Mandat présidentiel de 7 ans : Moundiaye Cissé dénonce une « remise en cause de la volonté populaire »
SENTV : La proposition visant à rétablir un mandat présidentiel de sept ans continue de susciter un vif débat sur la scène politique sénégalaise. Alors que certains responsables du mouvement Kiiraay, notamment Baye Mayoro Diop, plaident pour l’organisation d’un référendum afin de faire passer la durée du mandat présidentiel de cinq à sept ans, des voix s’élèvent déjà pour dénoncer cette initiative.
Parmi les opposants figure Moundiaye Cissé, directeur exécutif du Collectif des organisations de la société civile pour les élections (COSCE). Dans une réaction ferme, il estime que cette proposition constitue une grave erreur politique et remet directement en cause une décision déjà tranchée par le peuple sénégalais.
Selon lui, le retour à un septennat reviendrait à ignorer la volonté souveraine des citoyens qui s’étaient prononcés en faveur du quinquennat lors du référendum constitutionnel de 2016. Il considère qu’une telle démarche porterait atteinte aux acquis démocratiques du pays et créerait un précédent préoccupant en matière de respect des choix populaires.
Moundiaye Cissé qualifie ainsi cette initiative de « véritable farce » et n’hésite pas à parler d’« insulte aux Sénégalaises et aux Sénégalais », estimant qu’il est inapproprié de rouvrir un débat sur une question déjà arbitrée par les urnes.

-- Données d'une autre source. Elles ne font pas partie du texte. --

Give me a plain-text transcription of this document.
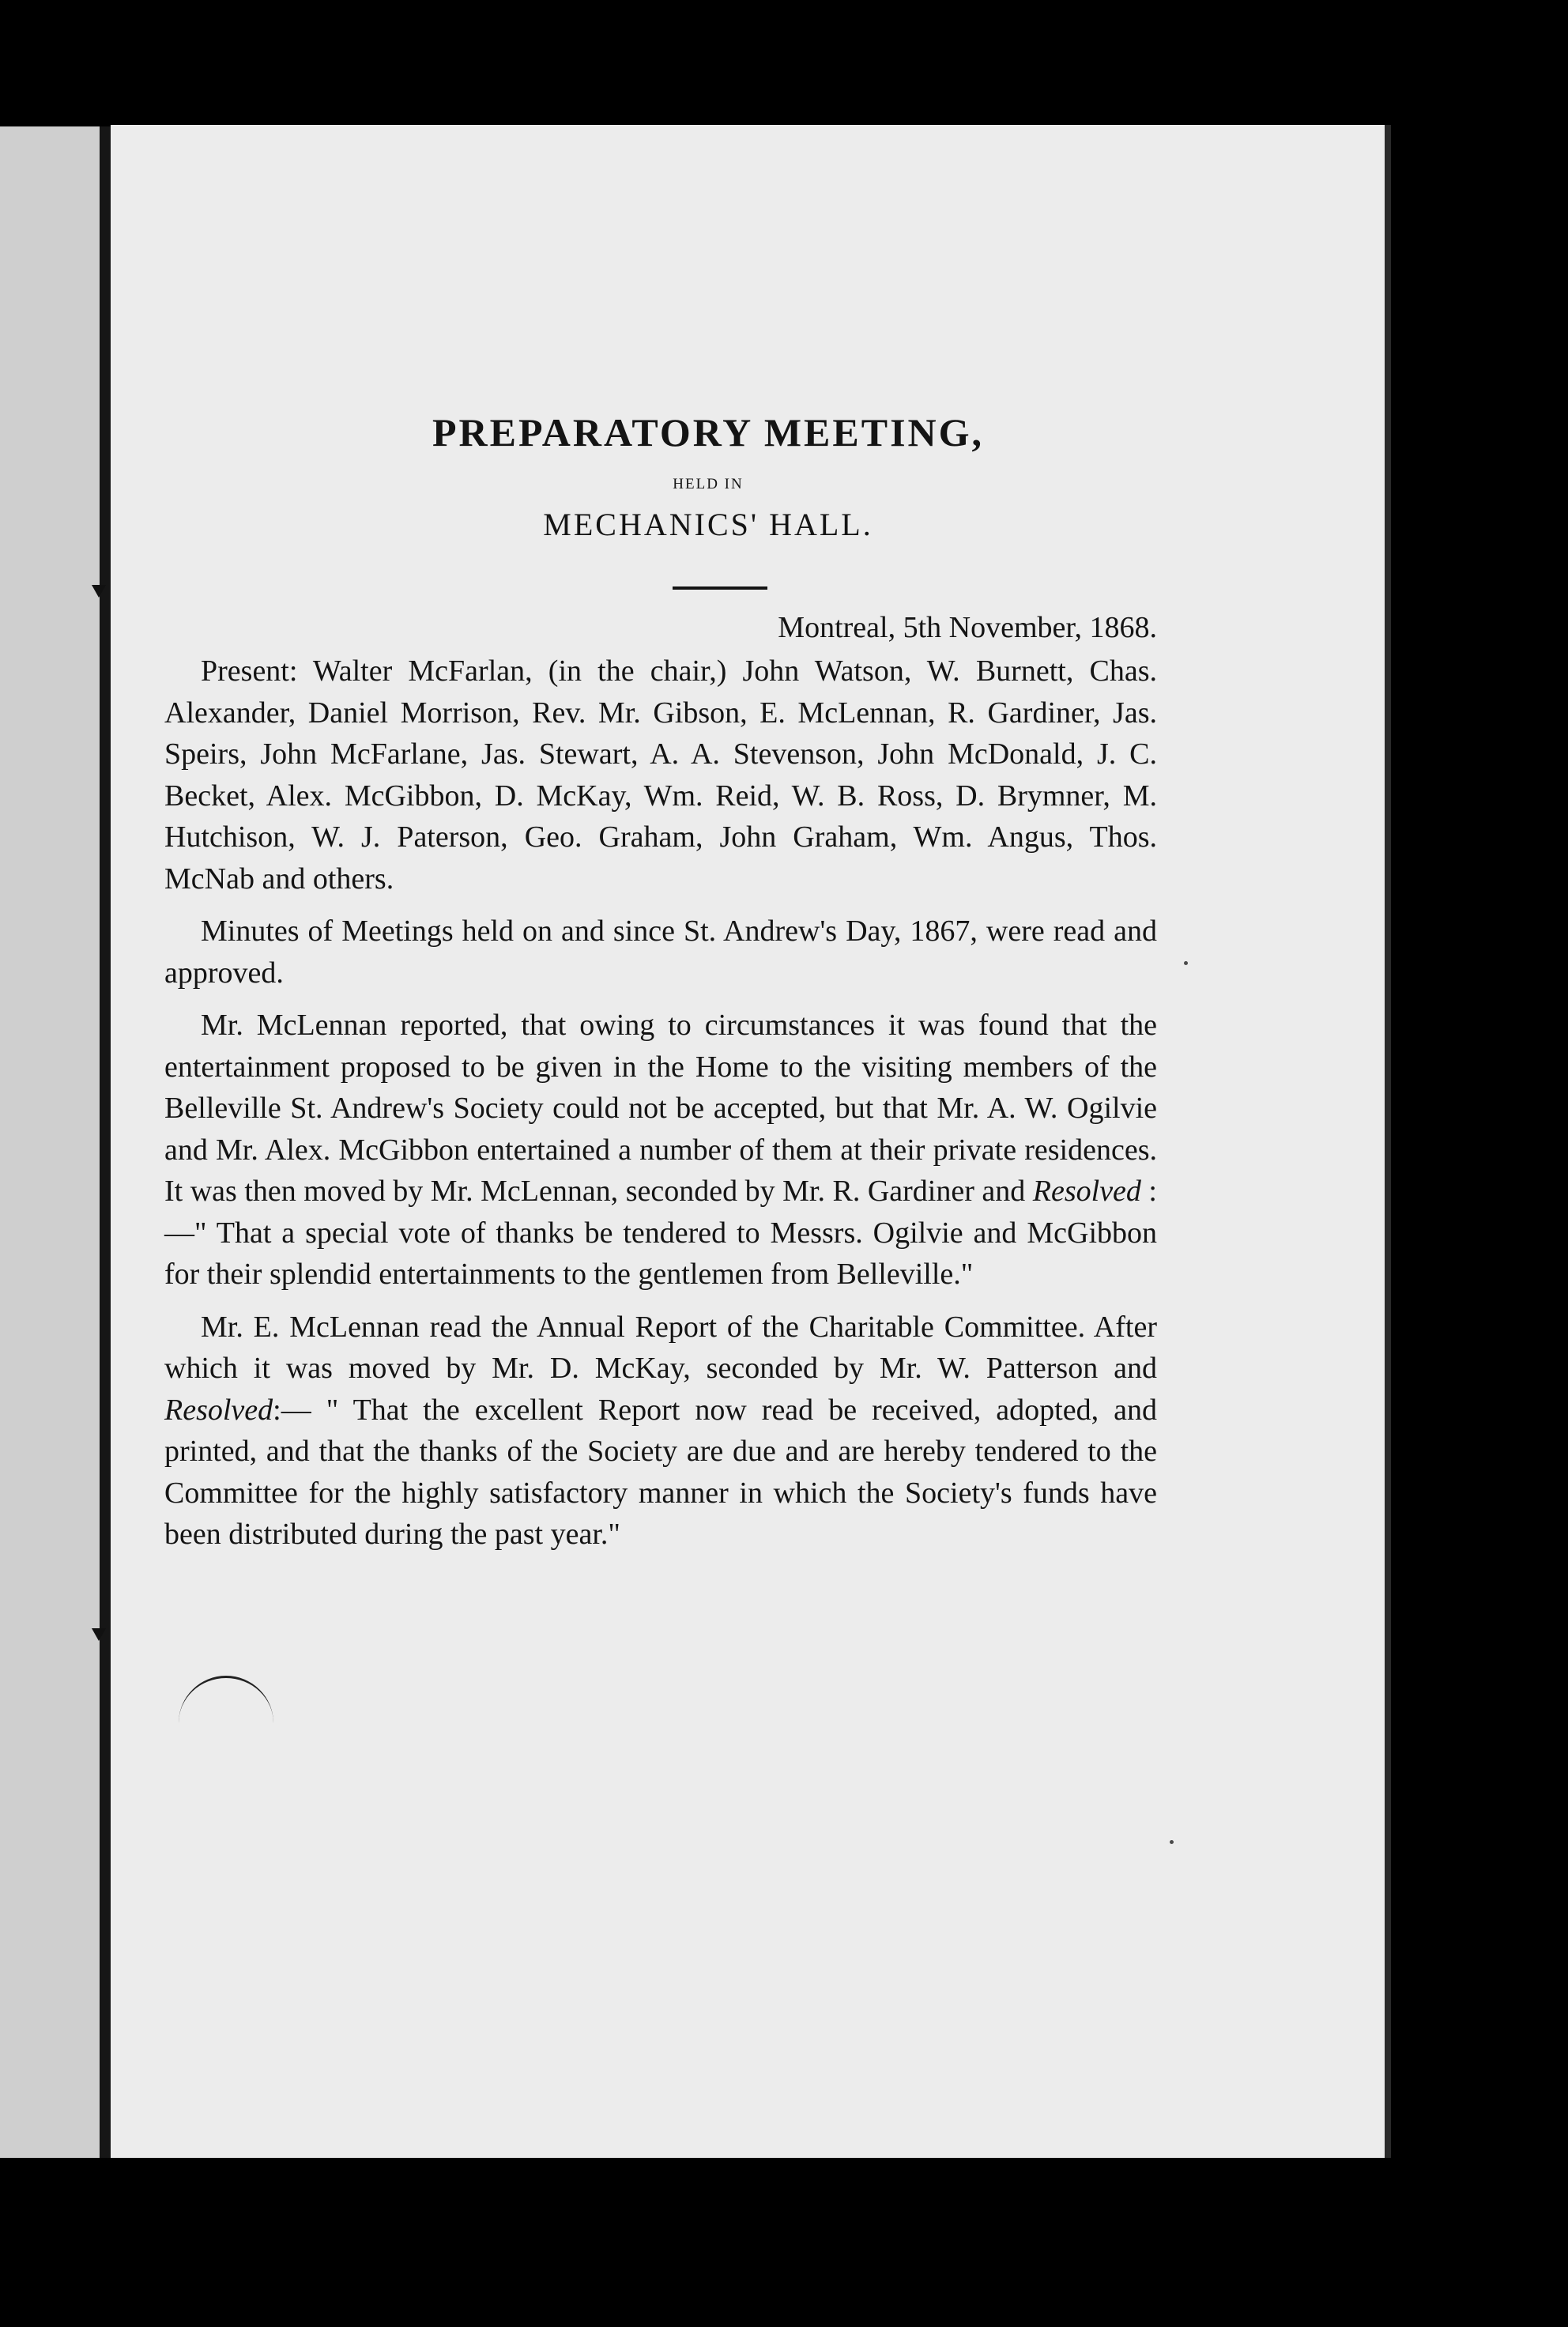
PREPARATORY MEETING,
HELD IN
MECHANICS' HALL.
Montreal, 5th November, 1868.

Present: Walter McFarlan, (in the chair,) John Watson, W. Burnett, Chas. Alexander, Daniel Morrison, Rev. Mr. Gibson, E. McLennan, R. Gardiner, Jas. Speirs, John McFarlane, Jas. Stewart, A. A. Stevenson, John McDonald, J. C. Becket, Alex. McGibbon, D. McKay, Wm. Reid, W. B. Ross, D. Brymner, M. Hutchison, W. J. Paterson, Geo. Graham, John Graham, Wm. Angus, Thos. McNab and others.

Minutes of Meetings held on and since St. Andrew's Day, 1867, were read and approved.

Mr. McLennan reported, that owing to circumstances it was found that the entertainment proposed to be given in the Home to the visiting members of the Belleville St. Andrew's Society could not be accepted, but that Mr. A. W. Ogilvie and Mr. Alex. McGibbon entertained a number of them at their private residences. It was then moved by Mr. McLennan, seconded by Mr. R. Gardiner and Resolved :—" That a special vote of thanks be tendered to Messrs. Ogilvie and McGibbon for their splendid entertainments to the gentlemen from Belleville."

Mr. E. McLennan read the Annual Report of the Charitable Committee. After which it was moved by Mr. D. McKay, seconded by Mr. W. Patterson and Resolved:— " That the excellent Report now read be received, adopted, and printed, and that the thanks of the Society are due and are hereby tendered to the Committee for the highly satisfactory manner in which the Society's funds have been distributed during the past year."
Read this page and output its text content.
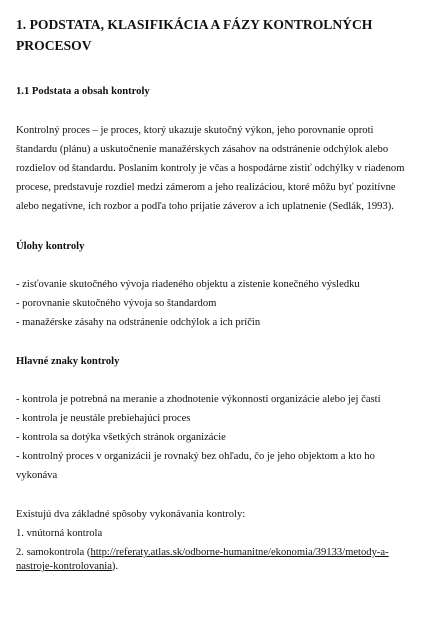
1. PODSTATA, KLASIFIKÁCIA A FÁZY KONTROLNÝCH
PROCESOV
1.1 Podstata a obsah kontroly
Kontrolný proces – je proces, ktorý ukazuje skutočný výkon, jeho porovnanie oproti
štandardu (plánu) a uskutočnenie manažérskych zásahov na odstránenie odchýlok alebo
rozdielov od štandardu. Poslaním kontroly je včas a hospodárne zistiť odchýlky v riadenom
procese, predstavuje rozdiel medzi zámerom a jeho realizáciou, ktoré môžu byť pozitívne
alebo negatívne, ich rozbor a podľa toho prijatie záverov a ich uplatnenie (Sedlák, 1993).
Úlohy kontroly
- zisťovanie skutočného vývoja riadeného objektu a zistenie konečného výsledku
- porovnanie skutočného vývoja so štandardom
- manažérske zásahy na odstránenie odchýlok a ich príčin
Hlavné znaky kontroly
- kontrola je potrebná na meranie a zhodnotenie výkonnosti organizácie alebo jej častí
- kontrola je neustále prebiehajúci proces
- kontrola sa dotýka všetkých stránok organizácie
- kontrolný proces v organizácii je rovnaký bez ohľadu, čo je jeho objektom a kto ho
vykonáva
Existujú dva základné spôsoby vykonávania kontroly:
1. vnútorná kontrola
2. samokontrola (http://referaty.atlas.sk/odborne-humanitne/ekonomia/39133/metody-a-
nastroje-kontrolovania).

À l’origine de cette controverse, les promoteurs de la réforme soutiennent qu’un mandat de sept ans offrirait davantage de stabilité institutionnelle et laisserait au chef de l’État le temps nécessaire pour mettre en œuvre des politiques publiques de long terme. Ils avancent également que cette durée favoriserait une meilleure mobilisation des ressources et une exécution plus efficace des grands projets de développement.
Le débat intervient dans un contexte où les questions liées aux réformes institutionnelles continuent d’alimenter les discussions au sein de la classe politique et de la société civile. Pour l’heure, aucune procédure officielle de révision de la durée du mandat présidentiel n’a été engagée, mais les prises de position des différents acteurs laissent présager des échanges nourris dans les prochaines semaines.